Get the number of rows for a parquet file

We were using Pandas to get the number of rows for a parquet file:

import pandas as pd
df = pd.read_parquet("my.parquet")
print(df.shape[0])

This is easy but will cost a lot of time and memory when the parquet file is very large. For example, it may cost more than 100GB of memory to just read a 10GB parquet file.

If we only need to get the number of rows, not the whole data, Pyarrow will be a better solution:

import pyarrow.parquet as pq
table = pq.read_table("my.parquet", columns=[])
print(table.num_rows)

This method only spend a couple seconds and cost about 2GB of memory for the same parquet file.

An old bug about PyArrow

To save memory for my program using Pandas, I change types of some column from string to category as the reference.

df[["os_type", "cpu_type", "chip_brand"]] =
	df[["os_type", "cpu_type", "chip_brand"]].astype("category")

It could save at least half memory in my case. But when I use pyarrow to store the dataframe to parquet

df.to_parquet("my.parquet")

it reports errors:

Invalid: BinaryArray cannot contain more than 2147483646 bytes, have 2147483647

It’s a bug from old version pyarrow and had been fixed in Sep 2019. Then I tried to upgrade my pyarrow-0.12.1 to pyarrow-0.17.1 and it fixed this error.

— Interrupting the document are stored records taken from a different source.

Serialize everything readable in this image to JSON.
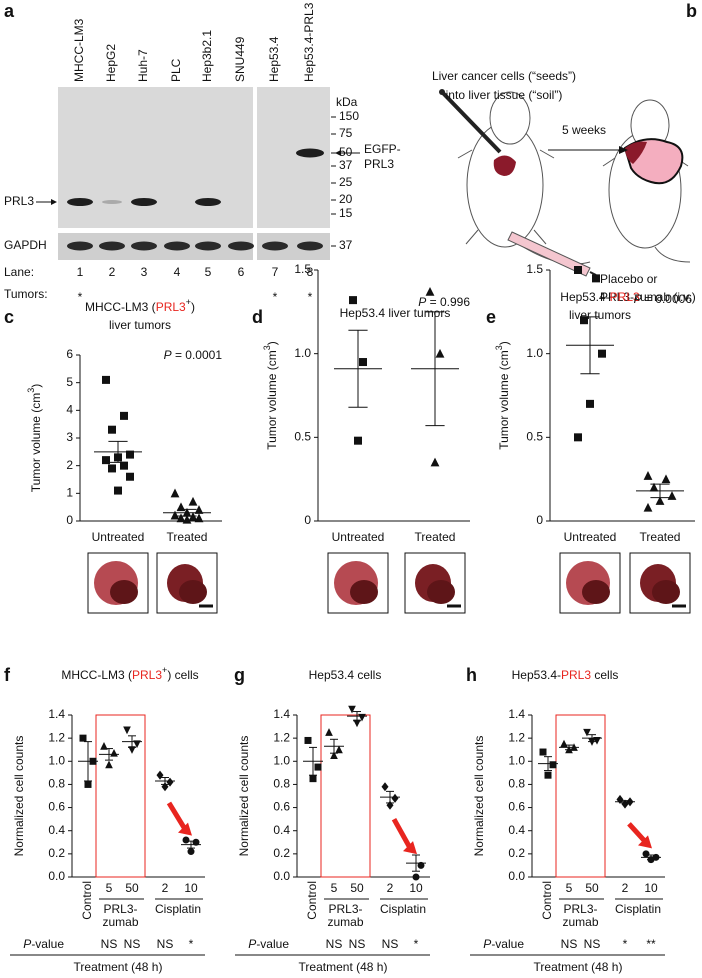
{
  "panel_labels": [
    "a",
    "b",
    "c",
    "d",
    "e",
    "f",
    "g",
    "h"
  ],
  "blot": {
    "lanes": [
      "MHCC-LM3",
      "HepG2",
      "Huh-7",
      "PLC",
      "Hep3b2.1",
      "SNU449",
      "Hep53.4",
      "Hep53.4-PRL3"
    ],
    "kda_label": "kDa",
    "markers": [
      150,
      75,
      50,
      37,
      25,
      20,
      15
    ],
    "gapdh_marker": 37,
    "prl3_label": "PRL3",
    "gapdh_label": "GAPDH",
    "egfp_label": [
      "EGFP-",
      "PRL3"
    ],
    "lane_label": "Lane:",
    "lane_numbers": [
      1,
      2,
      3,
      4,
      5,
      6,
      7,
      8
    ],
    "tumors_label": "Tumors:",
    "tumors": [
      "*",
      null,
      null,
      null,
      null,
      null,
      "*",
      "*"
    ]
  },
  "diagram": {
    "injection": [
      "Liver cancer cells (“seeds”)",
      "into liver tissue (“soil”)"
    ],
    "interval": "5 weeks",
    "treatment": [
      "Placebo or",
      "PRL3-zumab (i.v.)"
    ]
  },
  "chart_data": [
    {
      "type": "dot",
      "title": [
        [
          "MHCC-LM3 (",
          "PRL3",
          "+",
          ")"
        ],
        [
          "liver tumors"
        ]
      ],
      "ylabel": [
        "Tumor volume (cm",
        "3",
        ")"
      ],
      "categories": [
        "Untreated",
        "Treated"
      ],
      "values": [
        [
          5.1,
          3.8,
          3.3,
          2.4,
          2.3,
          2.2,
          2.0,
          1.9,
          1.6,
          1.1
        ],
        [
          1.0,
          0.7,
          0.5,
          0.4,
          0.3,
          0.2,
          0.15,
          0.1,
          0.1,
          0.05
        ]
      ],
      "mean": [
        2.5,
        0.3
      ],
      "sem": [
        0.38,
        0.12
      ],
      "color": "#111111",
      "ylim": [
        0,
        6
      ],
      "yticks": [
        0,
        1,
        2,
        3,
        4,
        5,
        6
      ],
      "annotation": [
        "P",
        " = 0.0001"
      ],
      "annotation_color": "#e8251f"
    },
    {
      "type": "dot",
      "title": [
        [
          "Hep53.4 liver tumors"
        ]
      ],
      "ylabel": [
        "Tumor volume (cm",
        "3",
        ")"
      ],
      "categories": [
        "Untreated",
        "Treated"
      ],
      "values": [
        [
          1.32,
          0.95,
          0.48
        ],
        [
          1.37,
          1.0,
          0.35
        ]
      ],
      "mean": [
        0.91,
        0.91
      ],
      "sem": [
        0.23,
        0.34
      ],
      "color": "#111111",
      "ylim": [
        0,
        1.5
      ],
      "yticks": [
        0,
        0.5,
        {
          "value": 1,
          "label": "1.0"
        },
        1.5
      ],
      "annotation": [
        "P",
        " = 0.996"
      ],
      "annotation_color": "#111111"
    },
    {
      "type": "dot",
      "title": [
        [
          "Hep53.4-",
          "PRL3"
        ],
        [
          "liver tumors"
        ]
      ],
      "ylabel": [
        "Tumor volume (cm",
        "3",
        ")"
      ],
      "categories": [
        "Untreated",
        "Treated"
      ],
      "values": [
        [
          1.5,
          1.45,
          1.2,
          1.0,
          0.7,
          0.5
        ],
        [
          0.27,
          0.25,
          0.2,
          0.15,
          0.12,
          0.08
        ]
      ],
      "mean": [
        1.05,
        0.18
      ],
      "sem": [
        0.17,
        0.04
      ],
      "color": "#111111",
      "ylim": [
        0,
        1.5
      ],
      "yticks": [
        0,
        0.5,
        {
          "value": 1,
          "label": "1.0"
        },
        1.5
      ],
      "annotation": [
        "P",
        " = 0.0006"
      ],
      "annotation_color": "#e8251f"
    },
    {
      "type": "dot",
      "title": [
        [
          "MHCC-LM3 (",
          "PRL3",
          "+",
          ") cells"
        ]
      ],
      "ylabel": [
        "Normalized cell counts"
      ],
      "categories": [
        "Control",
        "5",
        "50",
        "2",
        "10"
      ],
      "values": [
        [
          1.2,
          1.0,
          0.8
        ],
        [
          1.13,
          1.07,
          0.97
        ],
        [
          1.27,
          1.15,
          1.1
        ],
        [
          0.88,
          0.82,
          0.78
        ],
        [
          0.32,
          0.3,
          0.22
        ]
      ],
      "mean": [
        1.0,
        1.06,
        1.17,
        0.83,
        0.28
      ],
      "sem": [
        0.17,
        0.05,
        0.05,
        0.03,
        0.03
      ],
      "color": "#111111",
      "ylim": [
        0,
        1.4
      ],
      "yticks": [
        {
          "value": 0,
          "label": "0.0"
        },
        0.2,
        0.4,
        0.6,
        0.8,
        {
          "value": 1,
          "label": "1.0"
        },
        1.2,
        1.4
      ],
      "group_labels": [
        [
          "PRL3-",
          "zumab"
        ],
        [
          "Cisplatin"
        ]
      ],
      "p_value_label": [
        "P",
        "-value"
      ],
      "p_values": [
        null,
        "NS",
        "NS",
        "NS",
        "*"
      ],
      "xlabel": "Treatment (48 h)"
    },
    {
      "type": "dot",
      "title": [
        [
          "Hep53.4 cells"
        ]
      ],
      "ylabel": [
        "Normalized cell counts"
      ],
      "categories": [
        "Control",
        "5",
        "50",
        "2",
        "10"
      ],
      "values": [
        [
          1.18,
          0.95,
          0.85
        ],
        [
          1.25,
          1.1,
          1.05
        ],
        [
          1.45,
          1.38,
          1.33
        ],
        [
          0.78,
          0.68,
          0.62
        ],
        [
          0.25,
          0.1,
          0.0
        ]
      ],
      "mean": [
        1.0,
        1.13,
        1.39,
        0.69,
        0.12
      ],
      "sem": [
        0.12,
        0.06,
        0.04,
        0.05,
        0.07
      ],
      "color": "#111111",
      "ylim": [
        0,
        1.4
      ],
      "yticks": [
        {
          "value": 0,
          "label": "0.0"
        },
        0.2,
        0.4,
        0.6,
        0.8,
        {
          "value": 1,
          "label": "1.0"
        },
        1.2,
        1.4
      ],
      "group_labels": [
        [
          "PRL3-",
          "zumab"
        ],
        [
          "Cisplatin"
        ]
      ],
      "p_value_label": [
        "P",
        "-value"
      ],
      "p_values": [
        null,
        "NS",
        "NS",
        "NS",
        "*"
      ],
      "xlabel": "Treatment (48 h)"
    },
    {
      "type": "dot",
      "title": [
        [
          "Hep53.4-",
          "PRL3",
          " cells"
        ]
      ],
      "ylabel": [
        "Normalized cell counts"
      ],
      "categories": [
        "Control",
        "5",
        "50",
        "2",
        "10"
      ],
      "values": [
        [
          1.08,
          0.97,
          0.88
        ],
        [
          1.15,
          1.12,
          1.1
        ],
        [
          1.25,
          1.18,
          1.17
        ],
        [
          0.67,
          0.65,
          0.63
        ],
        [
          0.2,
          0.17,
          0.15
        ]
      ],
      "mean": [
        0.98,
        1.12,
        1.2,
        0.65,
        0.17
      ],
      "sem": [
        0.06,
        0.02,
        0.03,
        0.01,
        0.02
      ],
      "color": "#111111",
      "ylim": [
        0,
        1.4
      ],
      "yticks": [
        {
          "value": 0,
          "label": "0.0"
        },
        0.2,
        0.4,
        0.6,
        0.8,
        {
          "value": 1,
          "label": "1.0"
        },
        1.2,
        1.4
      ],
      "group_labels": [
        [
          "PRL3-",
          "zumab"
        ],
        [
          "Cisplatin"
        ]
      ],
      "p_value_label": [
        "P",
        "-value"
      ],
      "p_values": [
        null,
        "NS",
        "NS",
        "*",
        "**"
      ],
      "xlabel": "Treatment (48 h)"
    }
  ]
}
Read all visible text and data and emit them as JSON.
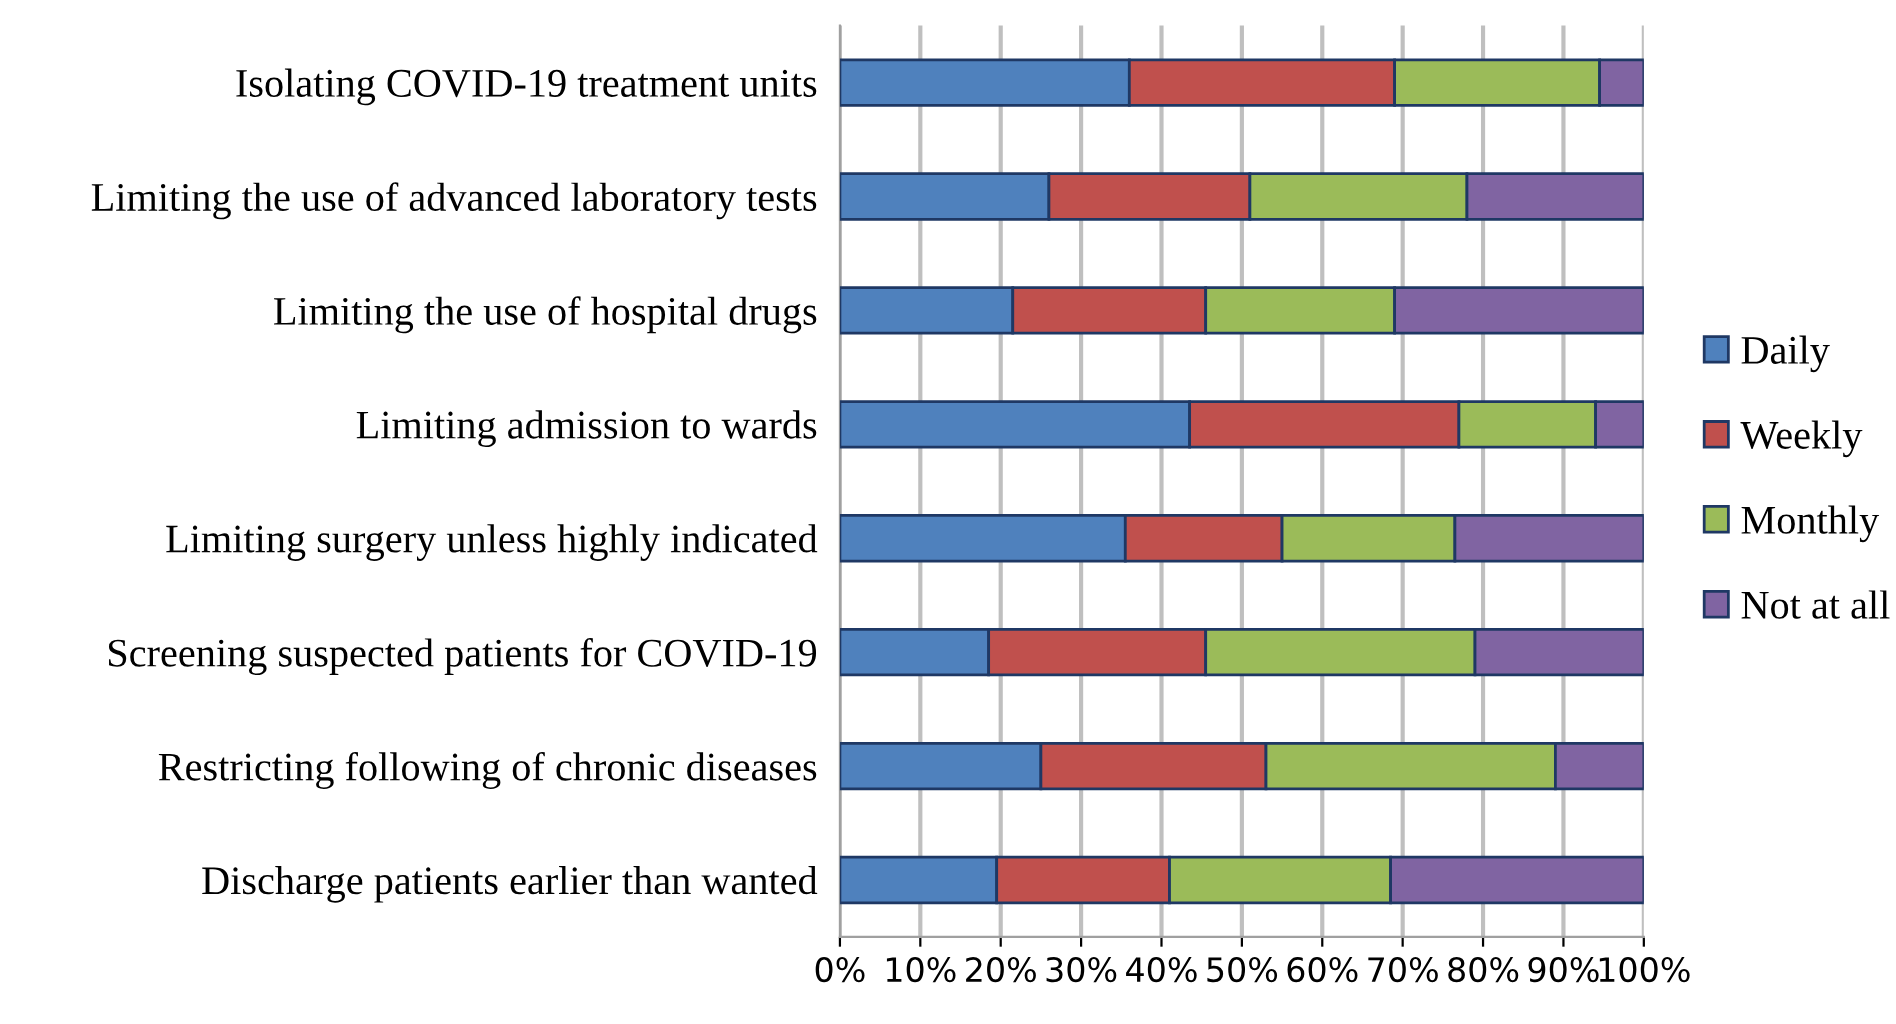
{
  "chart_data": {
    "type": "bar",
    "orientation": "horizontal",
    "stacked": true,
    "categories": [
      "Isolating COVID-19 treatment units",
      "Limiting the use of advanced laboratory tests",
      "Limiting the use of hospital drugs",
      "Limiting admission to wards",
      "Limiting surgery unless highly indicated",
      "Screening suspected patients for COVID-19",
      "Restricting following of chronic diseases",
      "Discharge patients earlier than wanted"
    ],
    "series": [
      {
        "name": "Daily",
        "color": "#4f81bd",
        "values": [
          36,
          26,
          21.5,
          43.5,
          35.5,
          18.5,
          25,
          19.5
        ]
      },
      {
        "name": "Weekly",
        "color": "#c0504d",
        "values": [
          33,
          25,
          24,
          33.5,
          19.5,
          27,
          28,
          21.5
        ]
      },
      {
        "name": "Monthly",
        "color": "#9bbb59",
        "values": [
          25.5,
          27,
          23.5,
          17,
          21.5,
          33.5,
          36,
          27.5
        ]
      },
      {
        "name": "Not at all",
        "color": "#8064a2",
        "values": [
          5.5,
          22,
          31,
          6,
          23.5,
          21,
          11,
          31.5
        ]
      }
    ],
    "xlim": [
      0,
      100
    ],
    "xticks": [
      {
        "value": 0,
        "label": "0%"
      },
      {
        "value": 10,
        "label": "10%"
      },
      {
        "value": 20,
        "label": "20%"
      },
      {
        "value": 30,
        "label": "30%"
      },
      {
        "value": 40,
        "label": "40%"
      },
      {
        "value": 50,
        "label": "50%"
      },
      {
        "value": 60,
        "label": "60%"
      },
      {
        "value": 70,
        "label": "70%"
      },
      {
        "value": 80,
        "label": "80%"
      },
      {
        "value": 90,
        "label": "90%"
      },
      {
        "value": 100,
        "label": "100%"
      }
    ],
    "grid": "x",
    "legend": "right"
  }
}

But the story hasn’t ended up here.

For pyarrow-0.12.1, the below snippet will return a class of type <pyarrow.lib.Column>

import pyarrow.parquet as pq
table = pq.read_table(path)
table.column(0)

and this class will also contain a attribute “Column name”

But for pyarrow-0.17.1, the same code will return a class of type <pyarrow.lib.ChunkedArray> which doesn’t have a “Column name”.

This difference will make some code fail (actually, our program). Beware of this: after you upgrade pyarrow (or any other library in Python), run the test to make sure all the legacy code work properly.